Dans la ville de Zurich, les personnes à l’assistance sociale – qui est très restrictive – sont déjà au nombre de 8000. Les services municipaux prévoient que, jusqu’en juillet 2010, chaque mois, 100 personnes supplémentaires seront obligées d’avoir recours à l’assistance sociale et à ses contrôles tatillons (Tages-Anzeiger, 12.09.09).

• Les sanctions appliquées par les bureaux de chômage contre les personnes sans emploi se multiplient. En 2000, 18 % des chômeurs et chômeuses ont été sanctionnés et ont subi une perte d’indemnité. En 2009: 22 % ! Une personne sans emploi peut être sanctionnée parce qu’elle arrive avec 11 minutes de retard à un rendez-vous avec un conseiller en placement.

Plus le chômage augmente, plus la répression contre les chômeurs s’accroît. La quasi-obligation d’accepter un emploi avec une forte baisse de salaire, un temps de déplacement allongé, des conditions de travail dégradées est un élément central de la politique du Conseil fédéral et du patronat.

Ce système capitaliste porte en lui le chômage comme la nuée porte l’orage. On le voit en Suisse depuis bientôt vingt ans. Deux données suffisent.

– En 1990, avant que l’économie commence à plonger (au sommet du cycle conjoncturel), le nombre de chômeurs (chômage + chômage partiel, en moyenne annuelle) était de 18'100, soit un taux de 0,5 %. En 2001, leur nombre était de 67'200 et le taux de 1,7 %. En 2007, leur nombre était de 109’200 et le taux de 2,8 %.

– L’augmentation du nombre de personnes ayant un taux d’activité inférieur à 90 %, souhaitant travailler davantage et étant prêtes à prendre dans les 3 mois un travail avec plus d’heures est la suivante:
2004       237’000
2005       254’000
2006       259’000
2007       263’000
2008       275’000 (dont 54’000 hommes et 221’000 femmes).
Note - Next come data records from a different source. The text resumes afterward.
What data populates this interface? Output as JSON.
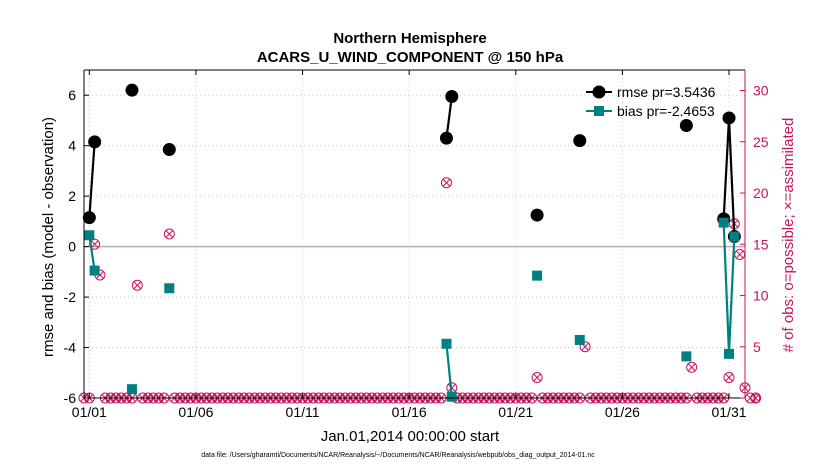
{
  "chart_data": {
    "type": "line",
    "title": "Northern Hemisphere",
    "subtitle": "ACARS_U_WIND_COMPONENT @ 150 hPa",
    "xlabel": "Jan.01,2014 00:00:00 start",
    "ylabel": "rmse and bias (model - observation)",
    "y2label": "# of obs: o=possible; ×=assimilated",
    "footnote": "data file: /Users/gharamti/Documents/NCAR/Reanalysis/~/Documents/NCAR/Reanalysis/webpub/obs_diag_output_2014-01.nc",
    "xlim": [
      0.75,
      31.75
    ],
    "ylim": [
      -6,
      7
    ],
    "y2lim": [
      0,
      32
    ],
    "x_ticks": [
      1,
      6,
      11,
      16,
      21,
      26,
      31
    ],
    "x_tick_labels": [
      "01/01",
      "01/06",
      "01/11",
      "01/16",
      "01/21",
      "01/26",
      "01/31"
    ],
    "y_ticks": [
      -6,
      -4,
      -2,
      0,
      2,
      4,
      6
    ],
    "y2_ticks": [
      0,
      5,
      10,
      15,
      20,
      25,
      30
    ],
    "legend_position": "top-right",
    "colors": {
      "rmse": "#000000",
      "bias": "#008080",
      "obs": "#c8145a",
      "zero_line": "#c0a8b0"
    },
    "series": [
      {
        "name": "rmse pr=3.5436",
        "marker": "circle",
        "points": [
          [
            1.0,
            1.15
          ],
          [
            1.25,
            4.15
          ],
          [
            3.0,
            6.2
          ],
          [
            4.75,
            3.85
          ],
          [
            17.75,
            4.3
          ],
          [
            18.0,
            5.95
          ],
          [
            22.0,
            1.25
          ],
          [
            24.0,
            4.2
          ],
          [
            29.0,
            4.8
          ],
          [
            30.75,
            1.1
          ],
          [
            31.0,
            5.1
          ],
          [
            31.25,
            0.4
          ]
        ],
        "segments": [
          [
            0,
            1
          ],
          [
            4,
            5
          ],
          [
            9,
            10,
            11
          ]
        ]
      },
      {
        "name": "bias pr=-2.4653",
        "marker": "square",
        "points": [
          [
            1.0,
            0.45
          ],
          [
            1.25,
            -0.95
          ],
          [
            3.0,
            -5.65
          ],
          [
            4.75,
            -1.65
          ],
          [
            17.75,
            -3.85
          ],
          [
            18.0,
            -5.95
          ],
          [
            22.0,
            -1.15
          ],
          [
            24.0,
            -3.7
          ],
          [
            29.0,
            -4.35
          ],
          [
            30.75,
            0.95
          ],
          [
            31.0,
            -4.25
          ],
          [
            31.25,
            0.4
          ]
        ],
        "segments": [
          [
            0,
            1
          ],
          [
            4,
            5
          ],
          [
            9,
            10,
            11
          ]
        ]
      }
    ],
    "obs_start": 0.75,
    "obs_step": 0.25,
    "obs_counts": [
      0,
      0,
      15,
      12,
      0,
      0,
      0,
      0,
      0,
      0,
      11,
      0,
      0,
      0,
      0,
      0,
      16,
      0,
      0,
      0,
      0,
      0,
      0,
      0,
      0,
      0,
      0,
      0,
      0,
      0,
      0,
      0,
      0,
      0,
      0,
      0,
      0,
      0,
      0,
      0,
      0,
      0,
      0,
      0,
      0,
      0,
      0,
      0,
      0,
      0,
      0,
      0,
      0,
      0,
      0,
      0,
      0,
      0,
      0,
      0,
      0,
      0,
      0,
      0,
      0,
      0,
      0,
      0,
      21,
      1,
      0,
      0,
      0,
      0,
      0,
      0,
      0,
      0,
      0,
      0,
      0,
      0,
      0,
      0,
      0,
      2,
      0,
      0,
      0,
      0,
      0,
      0,
      0,
      0,
      5,
      0,
      0,
      0,
      0,
      0,
      0,
      0,
      0,
      0,
      0,
      0,
      0,
      0,
      0,
      0,
      0,
      0,
      0,
      0,
      3,
      0,
      0,
      0,
      0,
      0,
      0,
      2,
      17,
      14,
      1,
      0,
      0
    ],
    "zero_line": 0
  }
}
• Autrement dit, un chômage constant et minant sert de bras de levier pour abaisser et fragiliser les salaires et péjorer les conditions de travail. Cela se constate dans la stagnation des salaires et le recul du pouvoir d’achat de la majorité des salarié·e·s depuis plus de dix ans.

Pour bloquer ce bras de levier inhumain est nécessaire un mouvement d’ensemble de celles et ceux qui travaillent ensemble, dans tous les secteurs.

Au bout du tunnel: la lumière ou un train ?

Une formule fleurit: «On voit la lumière au bout du tunnel.» Le gouvernement et le patronat prédisent une relance, certes lente, de l’économie. Ils sont plus prudents à propos du chômage. En effet, les licenciements collectifs vont tomber cet automne comme les feuilles mortes.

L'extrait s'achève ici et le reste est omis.